Por falta de combustible madre adolescente pierde a su bebé en el materno de Tucupita

643
0
Compartir

Arelis Gómez, una humilde mujer  residenciada de Barrancas de Orinoco narra la tragedia vivida con su hija de 15 años este lunes 18 de mayo en el Materno de Tucupita.

La adolescente y su madre llegaron en una ambulancia de Barrancas a Delta Amacuro el domingo antes del mediodía, la jovencita no tenía dolores, sin embargo quisieron estar en el centro hospitalario, ya que el bebé venía en posición podálica (de pie) y era seguro que tendría que ser a través de una cesárea como trajera al mundo al niño.

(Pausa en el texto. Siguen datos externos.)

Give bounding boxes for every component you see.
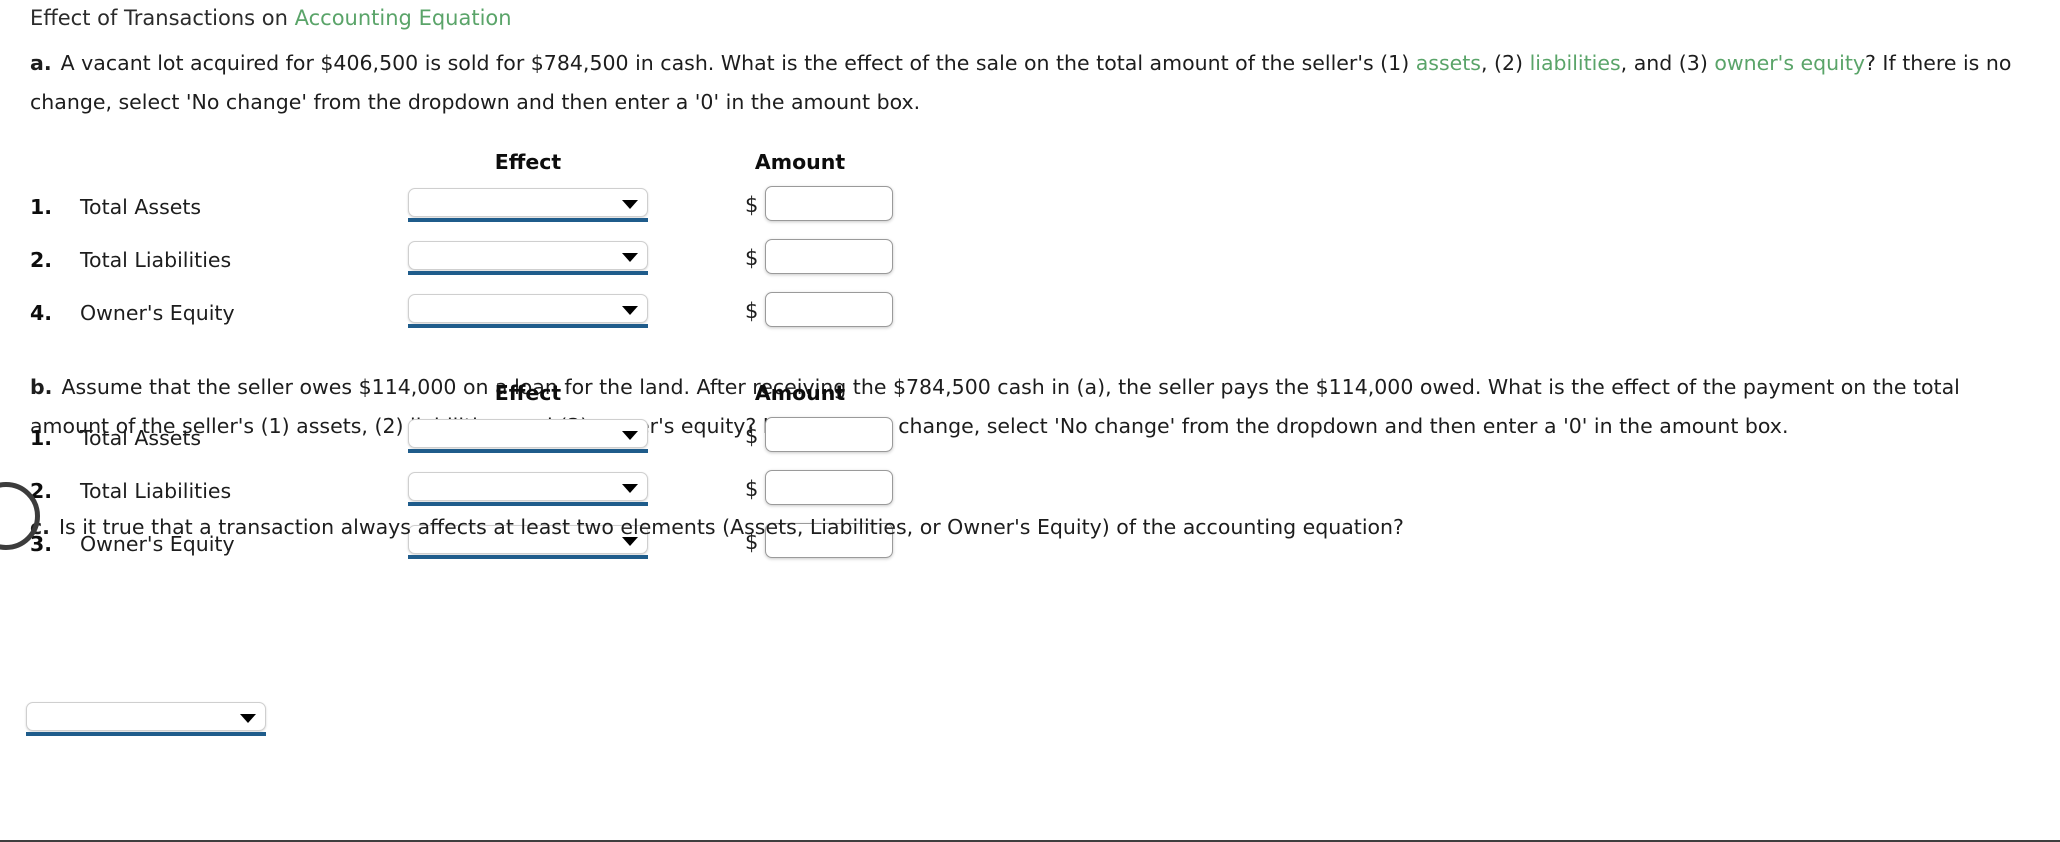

Con mucho esfuerzo se preocuparon por hacerle en clínicas privadas los ecogramas a lo largo del embarazo, no querían correr riesgos. El padre de la mamá adolescente, un señor que a la fecha estaba pescando en los caños para traer el sustento familiar.

Arelis desde este domingo conversaba con las personas de guardia y solo faltaba el obstetra. El especialista vive en San Rafael de Tucupita, solo le asignan 15 litros de gasolina una vez a la semana. Vive distante del materno, sin embargo el domingo no pudo llegar, y este lunes llegó muy temprano. Atendió otro parto.

Cuando la madre adolescente comenzó el trabajo de parto apenas logra salir un pie del niño y la jovencita es llevada a la emergencia del Razetti, y hacen lo humanamente posible por salvar su vida, porque el bebé no pudo salir por el canal fetal. Apenas si pudo ser ayudada a sacar el niño para poder salvarla.

Arelis Gómez lloraba por la circunstancia que rodeó lo que pudo ser un nacimiento que alegrara a la familia, pero se convirtió en una tragedia, y le tocó a ellos.

Arelis no acusa a nadie, no responsabiliza al médico. Ella reflexiona en voz alta y dice no tuvo combustible en su carro, no pudieron trasladarlo hasta aquí. Aquí no hay un cuarto para los médicos de guardia, de contar con esas cosas otra fuera la historia.

Al momento cuando la humilde mujer daba la información, su hija desconocía que el niño había muerto.

Arelis y su hija se encuentran en un lugar desconocido, sin recursos, con 24 horas de ajetreo y trasnocho, comentaba “ojalá esto no le ocurra a otra persona”. “Gracias a Dios mi hija está viva”.

Recientemente un caso parecido ocurrió en el municipio Aguasay de Monagas, donde murió la parturienta.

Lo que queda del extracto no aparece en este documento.